Part of the mucous membrane lining the nasal cavity

The nasal mucosa lines the nasal cavity. It is part of the respiratory mucosa, the mucous membrane lining the respiratory tract. The nasal mucosa is intimately adherent to the periosteum or perichondrium of the nasal conchae. It is continuous with the skin through the nostrils, and with the mucous membrane of the nasal part of the pharynx through the choanae. From the nasal cavity its continuity with the conjunctiva may be traced, through the nasolacrimal and lacrimal ducts; and with the frontal, ethmoidal, sphenoidal, and maxillary sinuses, through the several openings in the nasal meatuses. The mucous membrane is thickest, and most vascular, over the nasal conchae. It is also thick over the nasal septum where increased numbers of goblet cells produce a greater amount of nasal mucus. It is very thin in the meatuses on the floor of the nasal cavities, and in the various sinuses. It is one of the most commonly infected tissues in adults and children. Inflammation of this tissue may cause significant impairment of daily activities, with symptoms such as stuffy nose, headache, mouth breathing, etc.

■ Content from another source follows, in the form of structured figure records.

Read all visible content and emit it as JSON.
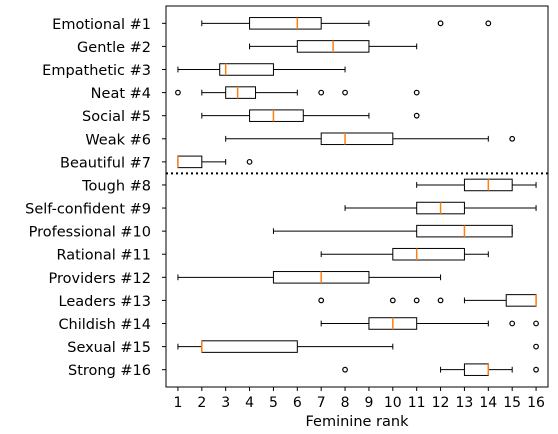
{
  "chart_data": {
    "type": "boxplot",
    "orientation": "horizontal",
    "xlabel": "Feminine rank",
    "xlim": [
      0.5,
      16.5
    ],
    "xticks": [
      1,
      2,
      3,
      4,
      5,
      6,
      7,
      8,
      9,
      10,
      11,
      12,
      13,
      14,
      15,
      16
    ],
    "grid": false,
    "divider": {
      "style": "dotted",
      "between": [
        "Beautiful #7",
        "Tough #8"
      ]
    },
    "box_color": "#000000",
    "median_color": "#ff7f0e",
    "categories": [
      {
        "label": "Emotional #1",
        "whisker_low": 2,
        "q1": 4,
        "median": 6,
        "q3": 7,
        "whisker_high": 9,
        "outliers": [
          12,
          14
        ]
      },
      {
        "label": "Gentle #2",
        "whisker_low": 4,
        "q1": 6,
        "median": 7.5,
        "q3": 9,
        "whisker_high": 11,
        "outliers": []
      },
      {
        "label": "Empathetic #3",
        "whisker_low": 1,
        "q1": 2.75,
        "median": 3,
        "q3": 5,
        "whisker_high": 8,
        "outliers": []
      },
      {
        "label": "Neat #4",
        "whisker_low": 2,
        "q1": 3,
        "median": 3.5,
        "q3": 4.25,
        "whisker_high": 6,
        "outliers": [
          1,
          7,
          8,
          11
        ]
      },
      {
        "label": "Social #5",
        "whisker_low": 2,
        "q1": 4,
        "median": 5,
        "q3": 6.25,
        "whisker_high": 9,
        "outliers": [
          11
        ]
      },
      {
        "label": "Weak #6",
        "whisker_low": 3,
        "q1": 7,
        "median": 8,
        "q3": 10,
        "whisker_high": 14,
        "outliers": [
          15
        ]
      },
      {
        "label": "Beautiful #7",
        "whisker_low": 1,
        "q1": 1,
        "median": 1,
        "q3": 2,
        "whisker_high": 3,
        "outliers": [
          4
        ]
      },
      {
        "label": "Tough #8",
        "whisker_low": 11,
        "q1": 13,
        "median": 14,
        "q3": 15,
        "whisker_high": 16,
        "outliers": []
      },
      {
        "label": "Self-confident #9",
        "whisker_low": 8,
        "q1": 11,
        "median": 12,
        "q3": 13,
        "whisker_high": 16,
        "outliers": []
      },
      {
        "label": "Professional #10",
        "whisker_low": 5,
        "q1": 11,
        "median": 13,
        "q3": 15,
        "whisker_high": 15,
        "outliers": []
      },
      {
        "label": "Rational #11",
        "whisker_low": 7,
        "q1": 10,
        "median": 11,
        "q3": 13,
        "whisker_high": 14,
        "outliers": []
      },
      {
        "label": "Providers #12",
        "whisker_low": 1,
        "q1": 5,
        "median": 7,
        "q3": 9,
        "whisker_high": 12,
        "outliers": []
      },
      {
        "label": "Leaders #13",
        "whisker_low": 13,
        "q1": 14.75,
        "median": 16,
        "q3": 16,
        "whisker_high": 16,
        "outliers": [
          7,
          10,
          11,
          12
        ]
      },
      {
        "label": "Childish #14",
        "whisker_low": 7,
        "q1": 9,
        "median": 10,
        "q3": 11,
        "whisker_high": 14,
        "outliers": [
          15,
          16
        ]
      },
      {
        "label": "Sexual #15",
        "whisker_low": 1,
        "q1": 2,
        "median": 2,
        "q3": 6,
        "whisker_high": 10,
        "outliers": [
          16
        ]
      },
      {
        "label": "Strong #16",
        "whisker_low": 12,
        "q1": 13,
        "median": 14,
        "q3": 14,
        "whisker_high": 15,
        "outliers": [
          8,
          16
        ]
      }
    ]
  }
}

Owing to the thickness of the greater part of this membrane, the nasal cavities are much narrower, and the middle and inferior nasal conchæ appear larger and more prominent than in the skeleton; also the various apertures communicating with the meatuses are considerably narrowed.

==Structure==
The epithelium of the nasal mucosa is of two types – respiratory epithelium, and olfactory epithelium differing according to its functions. In the respiratory region it is columnar and ciliated. Interspersed among the columnar cells are goblet or mucin cells, while between their bases are found smaller pyramidal cells. Beneath the epithelium and its basement membrane is a fibrous layer infiltrated with lymph corpuscles, so as to form in many parts a diffuse adenoid tissue, and under this a nearly continuous layer of small and larger glands, some mucous and some serous, the ducts of which open upon the surface. In the olfactory region the mucous membrane is yellowish in color and the epithelial cells are columnar and non-ciliated; they are of two kinds, supporting cells and olfactory cells. The supporting cells contain oval nuclei, which are situated in the deeper parts of the cells and constitute the zone of oval nuclei; the superficial part of each cell is columnar, and contains granules of yellow pigment, while its deep part is prolonged as a delicate process which ramifies and communicates with similar processes from neighboring cells, so as to form a net-work in the mucous membrane. Lying between the deep processes of the supporting cells are a number of bipolar nerve cells, the olfactory cells, each consisting of a small amount of granular protoplasm with a large spherical nucleus, and possessing two processes—a superficial one which runs between the columnar epithelial cells, and projects on the surface of the mucous membrane as a fine, hair-like process, the olfactory hair; the other or deep process runs inward, is frequently beaded, and is continued as the axon of an olfactory nerve fiber. Beneath the epithelium, and extending through the thickness of the mucous membrane, is a layer of tubular, often branched, glands, the glands of Bowman, identical in structure with serous glands. The epithelial cells of the nose, fauces and respiratory passages play an important role in the maintenance of an equable temperature, by the moisture with which they keep the surface always slightly lubricated.